WormGPT wurde im Juni dieses Jahres veröffentlicht und basierte angeblich auf dem Modell GPTJ. Der Chatbot kostete 100 Euro pro Monat oder 550 Euro jährlich. Im August stellte ihn der Entwickler allerdings schon wieder ein - angeblich wegen der großen medialen Aufmerksamkeit.
Er schrieb aber auch: "Letztendlich ist WormGPT nichts anderes als ein uneingeschränktes ChatGPT. Jeder im Internet kann eine bekannte Jailbreak-Technik anwenden und die gleichen, wenn nicht sogar bessere Ergebnisse erzielen." Etliche Foren-Mitglieder vermuteten Betrug, schreibt Sophos.
Ähnlich verhält es sich mit FraudGPT. Außerdem wird an den Fähigkeiten des Modells gezweifelt. So habe ein Mitglied im Chat gefragt, ob es tatsächlich Malware erzeugen könne, die Antivirus-Software nicht entdecken kann. Er erhielt eine klare Antwort.
Jede Malware wird einmal erkannt
Nein, das sei unmöglich, heißt es darin. LLMs seien dazu schlicht nicht in der Lage. Sie könnten Code weder übersetzen noch über die Sprache hinaus, in der er geschrieben wurde, "verstehen". Ebenso gäbe es so etwas wie Malware, die nicht entdeckt werden kann, nicht, so der Verfasser. Früher oder später fliege jeder Schadcode auf.
Zweifel an Echtheit und/oder Leistungsfähigkeit gibt es auch bei allen anderen bisher bekannt gewordenen kriminellen Chatbots. Trend Micro schreibt dazu, man glaube trotz aller Kontroversen, dass WormGPT höchstwahrscheinlich das einzige Beispiel für ein tatsächlich benutzerdefiniertes LLM gewesen sei.

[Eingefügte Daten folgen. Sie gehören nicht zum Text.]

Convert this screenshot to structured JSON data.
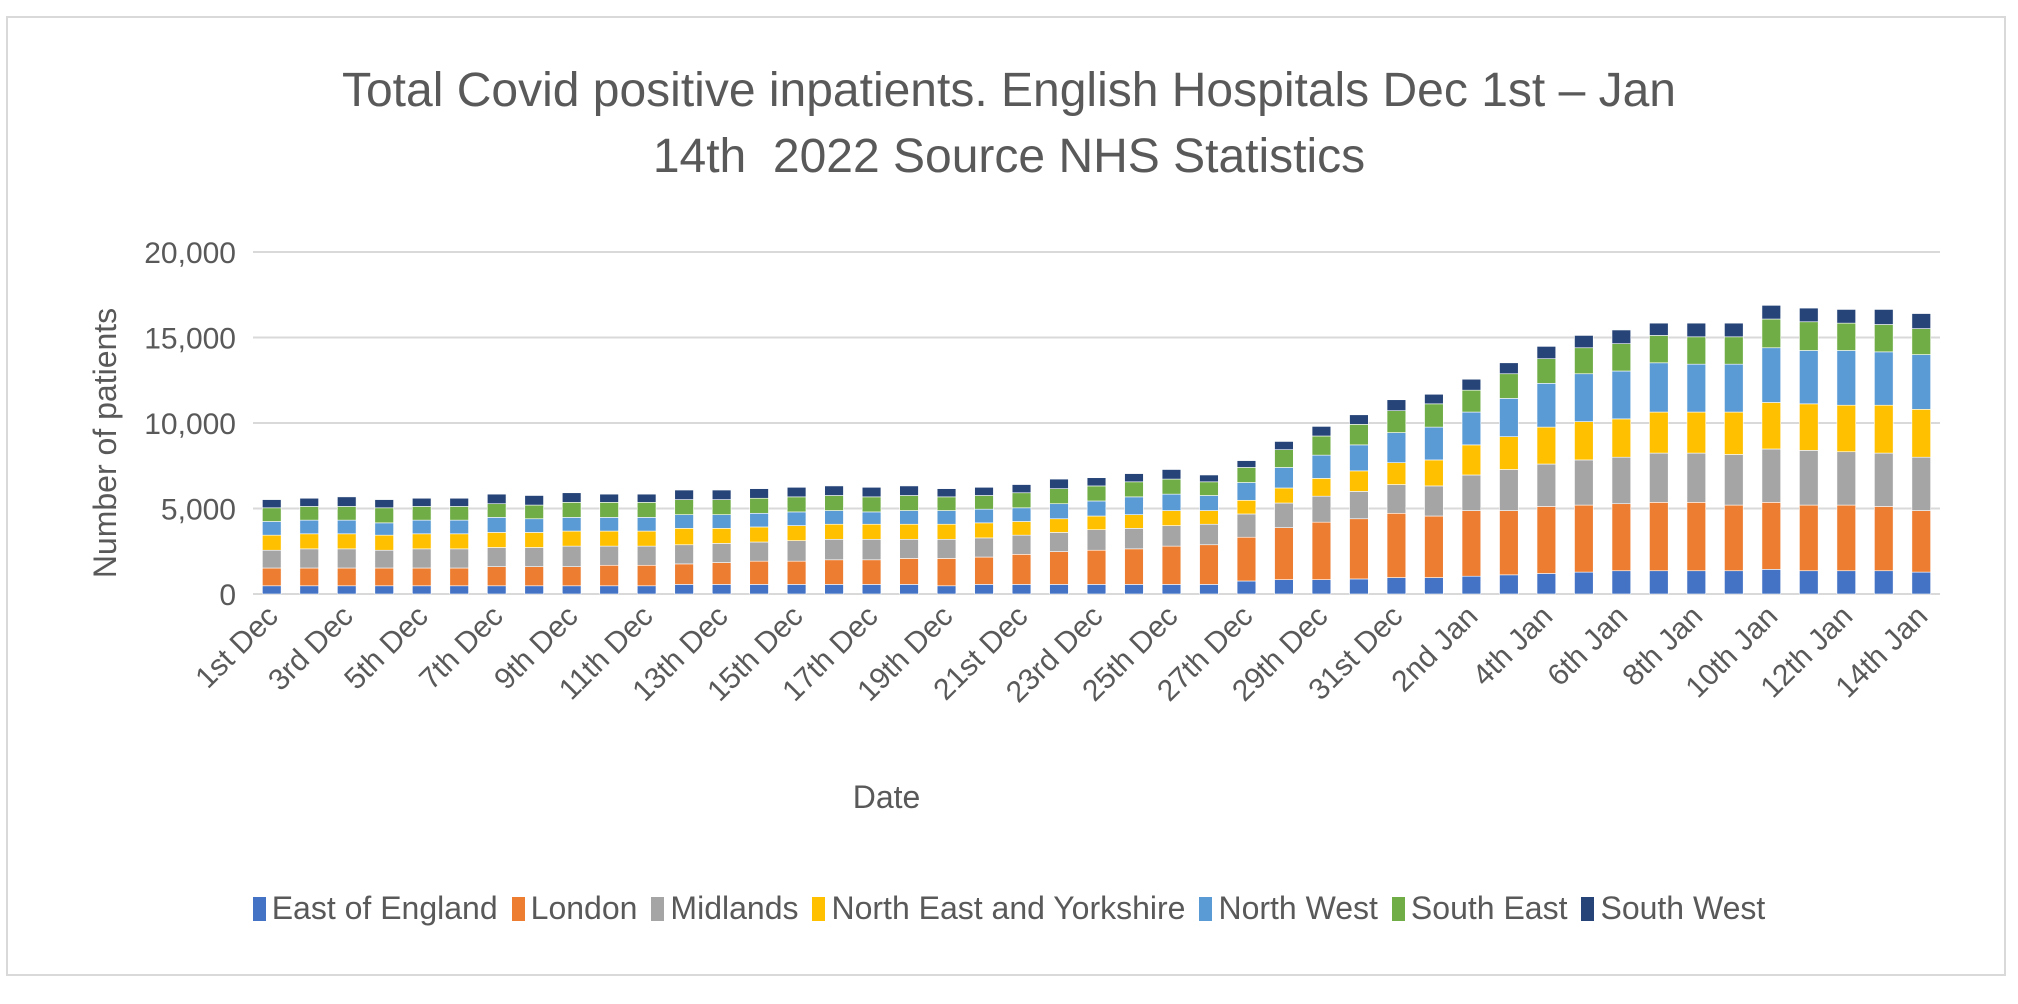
{
  "chart_data": {
    "type": "bar",
    "stacked": true,
    "title_lines": [
      "Total Covid positive inpatients. English Hospitals Dec 1st – Jan",
      "14th  2022 Source NHS Statistics"
    ],
    "xlabel": "Date",
    "ylabel": "Number of patients",
    "ylim": [
      0,
      20000
    ],
    "yticks": [
      0,
      5000,
      10000,
      15000,
      20000
    ],
    "ytick_labels": [
      "0",
      "5,000",
      "10,000",
      "15,000",
      "20,000"
    ],
    "grid": true,
    "legend_position": "bottom",
    "categories": [
      "1st Dec",
      "2nd Dec",
      "3rd Dec",
      "4th Dec",
      "5th Dec",
      "6th Dec",
      "7th Dec",
      "8th Dec",
      "9th Dec",
      "10th Dec",
      "11th Dec",
      "12th Dec",
      "13th Dec",
      "14th Dec",
      "15th Dec",
      "16th Dec",
      "17th Dec",
      "18th Dec",
      "19th Dec",
      "20th Dec",
      "21st Dec",
      "22nd Dec",
      "23rd Dec",
      "24th Dec",
      "25th Dec",
      "26th Dec",
      "27th Dec",
      "28th Dec",
      "29th Dec",
      "30th Dec",
      "31st Dec",
      "1st Jan",
      "2nd Jan",
      "3rd Jan",
      "4th Jan",
      "5th Jan",
      "6th Jan",
      "7th Jan",
      "8th Jan",
      "9th Jan",
      "10th Jan",
      "11th Jan",
      "12th Jan",
      "13th Jan",
      "14th Jan"
    ],
    "tick_label_every": 2,
    "series": [
      {
        "name": "East of England",
        "color": "#4472C4",
        "values": [
          480,
          480,
          480,
          480,
          480,
          480,
          480,
          480,
          480,
          480,
          480,
          560,
          560,
          560,
          560,
          560,
          560,
          560,
          480,
          560,
          560,
          560,
          560,
          560,
          560,
          560,
          760,
          840,
          840,
          880,
          960,
          960,
          1040,
          1120,
          1200,
          1280,
          1360,
          1360,
          1360,
          1360,
          1440,
          1360,
          1360,
          1360,
          1280
        ]
      },
      {
        "name": "London",
        "color": "#ED7D31",
        "values": [
          1040,
          1040,
          1040,
          1040,
          1040,
          1040,
          1120,
          1120,
          1120,
          1200,
          1200,
          1200,
          1280,
          1360,
          1360,
          1440,
          1440,
          1520,
          1600,
          1600,
          1760,
          1920,
          2000,
          2080,
          2240,
          2320,
          2560,
          3040,
          3360,
          3520,
          3760,
          3600,
          3840,
          3760,
          3920,
          3920,
          3920,
          4000,
          4000,
          3840,
          3920,
          3840,
          3840,
          3760,
          3600
        ]
      },
      {
        "name": "Midlands",
        "color": "#A5A5A5",
        "values": [
          1040,
          1120,
          1120,
          1040,
          1120,
          1120,
          1120,
          1120,
          1200,
          1120,
          1120,
          1120,
          1120,
          1120,
          1200,
          1200,
          1200,
          1120,
          1120,
          1120,
          1120,
          1120,
          1200,
          1200,
          1200,
          1200,
          1360,
          1440,
          1520,
          1600,
          1680,
          1760,
          2080,
          2400,
          2480,
          2640,
          2720,
          2880,
          2880,
          2960,
          3120,
          3200,
          3120,
          3120,
          3120
        ]
      },
      {
        "name": "North East and Yorkshire",
        "color": "#FFC000",
        "values": [
          880,
          880,
          880,
          880,
          880,
          880,
          880,
          880,
          880,
          880,
          880,
          960,
          880,
          880,
          880,
          880,
          880,
          880,
          880,
          880,
          800,
          800,
          800,
          800,
          880,
          800,
          800,
          880,
          1040,
          1200,
          1280,
          1520,
          1760,
          1920,
          2160,
          2240,
          2240,
          2400,
          2400,
          2480,
          2720,
          2720,
          2720,
          2800,
          2800
        ]
      },
      {
        "name": "North West",
        "color": "#5B9BD5",
        "values": [
          800,
          800,
          800,
          720,
          800,
          800,
          880,
          800,
          800,
          800,
          800,
          800,
          800,
          800,
          800,
          800,
          720,
          800,
          800,
          800,
          800,
          880,
          880,
          1040,
          960,
          880,
          1040,
          1200,
          1360,
          1520,
          1760,
          1920,
          1920,
          2240,
          2560,
          2800,
          2800,
          2880,
          2800,
          2800,
          3200,
          3120,
          3200,
          3120,
          3200
        ]
      },
      {
        "name": "South East",
        "color": "#70AD47",
        "values": [
          800,
          800,
          800,
          880,
          800,
          800,
          800,
          800,
          880,
          880,
          880,
          880,
          880,
          880,
          880,
          880,
          880,
          880,
          800,
          800,
          880,
          880,
          880,
          880,
          880,
          800,
          880,
          1040,
          1120,
          1200,
          1280,
          1360,
          1280,
          1440,
          1440,
          1520,
          1600,
          1600,
          1600,
          1600,
          1680,
          1680,
          1600,
          1600,
          1520
        ]
      },
      {
        "name": "South West",
        "color": "#264478",
        "values": [
          480,
          480,
          560,
          480,
          480,
          480,
          560,
          560,
          560,
          480,
          480,
          560,
          560,
          560,
          560,
          560,
          560,
          560,
          480,
          480,
          480,
          560,
          480,
          480,
          560,
          400,
          400,
          480,
          560,
          560,
          640,
          560,
          640,
          640,
          720,
          720,
          800,
          720,
          800,
          800,
          800,
          800,
          800,
          880,
          880
        ]
      }
    ]
  }
}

Erfahrene Kriminelle warten ab, Scriptkiddies feiern
Für versierte Cyberkriminelle gäbe es keinen Bedarf, "ein separates LLM wie ChatGPT zu entwickeln, da ChatGPT bereits gut genug für ihre Bedürfnisse funktioniert", so das Resümee von Trend Micro. Sie nutzten KI auf die gleiche Weise wie legitime Programmierer. Auch Sophos fand bei ihnen kaum Hinweise darauf, mithilfe von KI Malware zu generieren. Lediglich für einzelne Angriffswerkzeuge werde sie eingesetzt. Dies könne sich in Zukunft aber ändern.
Ein Bonus für erfahrene Cyberkriminelle sei, dass sie ihren Code jetzt ohne großen Aufwand verbessern und Malware auch in Computersprachen schreiben könnten, die sie nicht so gut beherrschen. Sophos stellte zudem fest, dass sie mit KI-Hilfe auch alltägliche Programmieraufgaben erledigen oder ihre Foren verbessern.
Beide Sicherheitsunternehmen sehen das Problem, dass durch den KI-Einsatz die Einstiegshürde, ein krimineller Hacker zu werden, niedriger gesetzt wurde. Jeder mit einem gebrochenen moralischen Kompass könne jetzt ohne Programmierkenntnisse mit der Entwicklung von Malware beginnen, so Trend Micro.